Soulagée, madame Hugues se mit à sangloter doucement.
- C’est à cause du chat…
- Les chats obéissent à leurs instincts, dit monsieur Broux en ouvrant une trousse médicale.
Une heure après, madame Hugues frappait à la porte de la maison de Floriane. Petitboutdpaind’épice, qui avait simplement été paralysé par l’émotion, était joyeusement perché sur son index, en pleine forme. Il n’attendit pas que la porte s’ouvre et s’envola en direction de son nid douillet dans la chambre de Floriane. Madame Hugues n’insista pas. Fatiguée, les vêtements sales, ainsi que ses cheveux, elle se dirigea vers sa propre maison. Mitchou arriva, content de la retrouver. Elle ne songea pas à le gronder. Au contraire, elle l’attira à elle en pleurant de joie et de soulagement dans sa fourrure soyeuse. Un ronronnement lui répondit bientôt…
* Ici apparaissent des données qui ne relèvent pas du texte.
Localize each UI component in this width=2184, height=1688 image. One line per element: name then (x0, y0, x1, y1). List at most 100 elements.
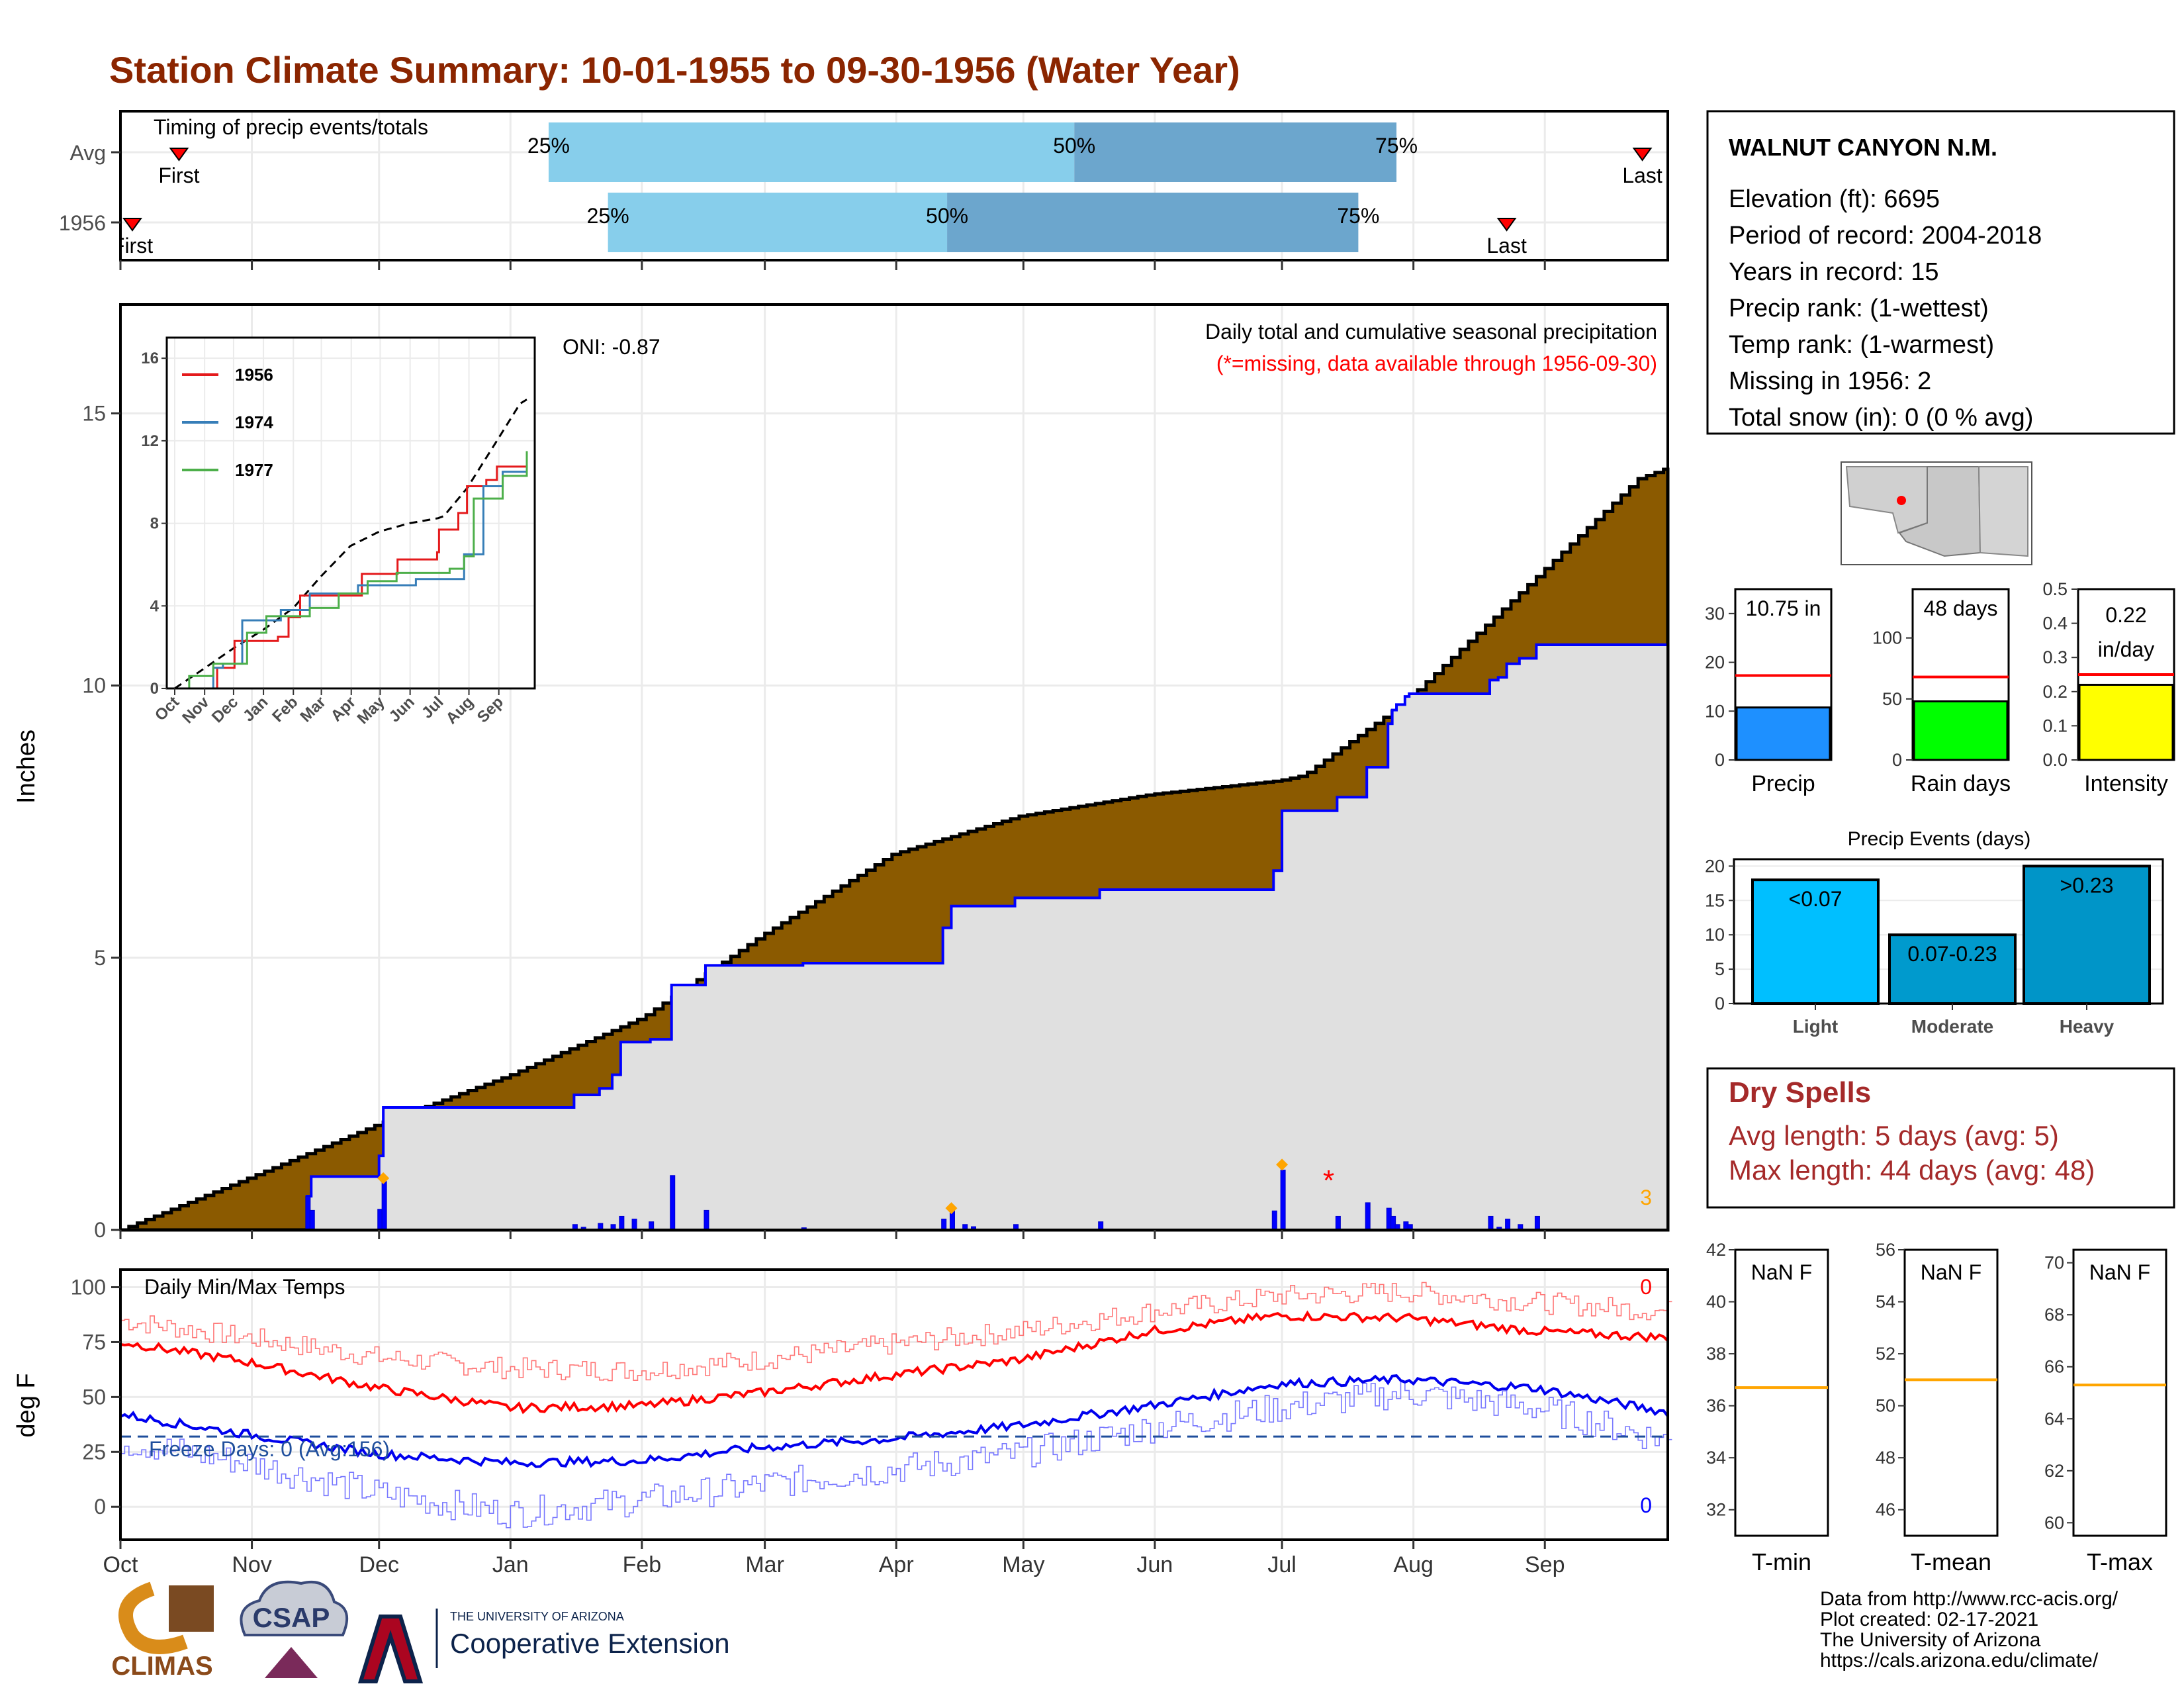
mini-bar-y-tick-label: 30 (1705, 604, 1725, 624)
events-y-tick-label: 5 (1715, 959, 1725, 979)
temperature-panel: Daily Min/Max Temps Freeze Days: 0 (Avg:… (13, 1268, 1672, 1577)
page-title: Station Climate Summary: 10-01-1955 to 0… (109, 49, 1240, 91)
daily-precip-bar (1534, 1215, 1540, 1231)
daily-precip-bar (381, 1181, 387, 1231)
dry-max-length: Max length: 44 days (avg: 48) (1729, 1154, 2095, 1186)
month-tick-label: Oct (103, 1552, 138, 1577)
map-state-new-mexico (1978, 466, 2028, 557)
temp-box-y-tick-label: 54 (1876, 1292, 1895, 1312)
temp-box-y-tick-label: 60 (2044, 1513, 2064, 1532)
month-tick-label: Apr (879, 1552, 914, 1577)
events-y-tick-label: 10 (1705, 925, 1725, 945)
month-tick-label: Jun (1137, 1552, 1173, 1577)
ua-logo-small-text: THE UNIVERSITY OF ARIZONA (450, 1610, 624, 1623)
mini-bar-y-tick-label: 0 (1892, 750, 1902, 770)
daily-precip-bar (941, 1219, 947, 1231)
dry-spells-frame (1706, 1067, 2175, 1209)
precip-missing-note: (*=missing, data available through 1956-… (1216, 352, 1657, 375)
month-tick-label: Feb (623, 1552, 662, 1577)
timing-row-year-label: 1956 (59, 211, 106, 235)
month-tick-label: May (1002, 1552, 1044, 1577)
month-tick-label: Dec (359, 1552, 398, 1577)
ua-block-a-icon (357, 1615, 424, 1683)
daily-precip-bar (949, 1210, 955, 1231)
mini-bar-y-tick-label: 20 (1705, 653, 1725, 673)
events-y-tick-label: 15 (1705, 890, 1725, 910)
ua-logo-big-text: Cooperative Extension (450, 1628, 730, 1659)
daily-precip-bar (631, 1219, 637, 1231)
temp-box-y-tick-label: 34 (1706, 1448, 1726, 1468)
mini-bar-category-label: Rain days (1911, 771, 2011, 796)
mini-bar-category-label: Intensity (2084, 771, 2168, 796)
temp-box-label: T-max (2087, 1548, 2153, 1575)
temp-box-y-tick-label: 68 (2044, 1305, 2064, 1325)
timing-label: Timing of precip events/totals (154, 115, 428, 139)
mini-bar-value (1913, 700, 2009, 761)
timing-q75-label: 75% (1337, 204, 1379, 228)
timing-q25-label: 25% (527, 134, 570, 158)
daily-precip-bar (1488, 1215, 1494, 1231)
temp-box-frame (1903, 1248, 1999, 1537)
record-max-temp-line (120, 1282, 1672, 1382)
max-precip-diamond-icon (377, 1172, 390, 1184)
mini-bar-y-tick-label: 100 (1872, 628, 1902, 648)
timing-bar-q25-q50 (608, 193, 948, 252)
temp-box-y-tick-label: 70 (2044, 1253, 2064, 1273)
dry-spells-title: Dry Spells (1729, 1076, 1871, 1109)
inset-average-line (174, 399, 527, 690)
max-precip-diamond-icon (945, 1202, 958, 1215)
station-info-box: WALNUT CANYON N.M. Elevation (ft): 6695 P… (1706, 110, 2175, 435)
temp-y-tick-label: 100 (71, 1276, 106, 1299)
timing-q25-label: 25% (587, 204, 629, 228)
climas-block-icon (169, 1585, 214, 1632)
temp-box-value: NaN F (1751, 1260, 1812, 1284)
daily-precip-bar (309, 1209, 315, 1231)
temp-box-y-tick-label: 38 (1706, 1344, 1726, 1364)
temp-box-y-tick-label: 66 (2044, 1357, 2064, 1377)
inset-y-tick-label: 8 (150, 515, 159, 533)
temp-y-tick-label: 25 (82, 1440, 106, 1464)
climas-logo-text: CLIMAS (111, 1652, 212, 1681)
month-tick-label: Mar (745, 1552, 784, 1577)
csap-logo-text: CSAP (253, 1602, 330, 1633)
inset-legend-label: 1956 (235, 365, 273, 385)
oni-label: ONI: -0.87 (563, 335, 660, 359)
footer-line-data-source: Data from http://www.rcc-acis.org/ (1820, 1588, 2118, 1610)
inset-legend-label: 1977 (235, 460, 273, 480)
daily-precip-bar (1365, 1202, 1371, 1231)
month-tick-label: Sep (1525, 1552, 1565, 1577)
precip-y-axis-label: Inches (13, 729, 40, 804)
temp-box-label: T-mean (1911, 1548, 1991, 1575)
mini-bar-y-tick-label: 0 (1715, 750, 1725, 770)
mini-bar-y-tick-label: 0.2 (2042, 682, 2068, 702)
mini-bar-y-tick-label: 50 (1882, 689, 1902, 709)
mini-bar-value-label: 48 days (1923, 596, 1997, 620)
max-precip-diamond-icon (1276, 1158, 1289, 1171)
mini-bar-y-tick-label: 0.5 (2042, 579, 2068, 599)
timing-bar-q50-q75 (1074, 122, 1397, 182)
last-event-label: Last (1486, 234, 1527, 258)
mini-bar-category-label: Precip (1751, 771, 1815, 796)
first-event-marker-icon (122, 218, 142, 232)
climas-swoosh-icon (118, 1581, 188, 1654)
footer-line-university: The University of Arizona (1820, 1629, 2041, 1651)
timing-bar-q25-q50 (548, 122, 1075, 182)
csap-mountain-icon (265, 1647, 318, 1678)
mini-bar-value-label-unit: in/day (2098, 637, 2154, 661)
events-y-tick-label: 0 (1715, 994, 1725, 1013)
footer-line-website: https://cals.arizona.edu/climate/ (1820, 1650, 2099, 1671)
dry-avg-length: Avg length: 5 days (avg: 5) (1729, 1120, 2059, 1151)
temp-box-label: T-min (1752, 1548, 1811, 1575)
month-tick-label: Aug (1393, 1552, 1433, 1577)
mini-bar-value-label: 0.22 (2105, 603, 2146, 627)
temp-box-y-tick-label: 36 (1706, 1396, 1726, 1416)
temp-box-y-tick-label: 40 (1706, 1292, 1726, 1312)
temp-box-frame (2072, 1248, 2167, 1537)
temp-box-y-tick-label: 56 (1876, 1240, 1895, 1260)
precip-panel: * 0 5 10 15 Inches Daily total and cumulati… (13, 303, 1670, 1242)
footer-line-plot-date: Plot created: 02-17-2021 (1820, 1609, 2038, 1630)
precip-events-chart: Precip Events (days) <0.07 0.07-0.23 >0.23… (1705, 828, 2164, 1037)
temp-y-axis-label: deg F (13, 1373, 40, 1437)
daily-precip-bar (670, 1175, 676, 1231)
inset-y-tick-label: 4 (150, 597, 159, 615)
Floriane était bien réveillée lorsque son oiseau revint.
- Alors, tu t’es bien promené ? lui demanda-t-elle. Tu as vu ? Les roses sont très jolies ce matin.
Mais Petitboutdpaind’épice n’avait plus envie d’aller admirer les fleurs. Il se pelotonna dans sa couverture moelleuse et ferma les yeux à la grande indignation de Rosalie.
- Maintenant qu’il nous a bien réveillées, il se rendort ! rouspéta cette dernière.
Mais Floriane caressa le plumage bien sec de son oiseau.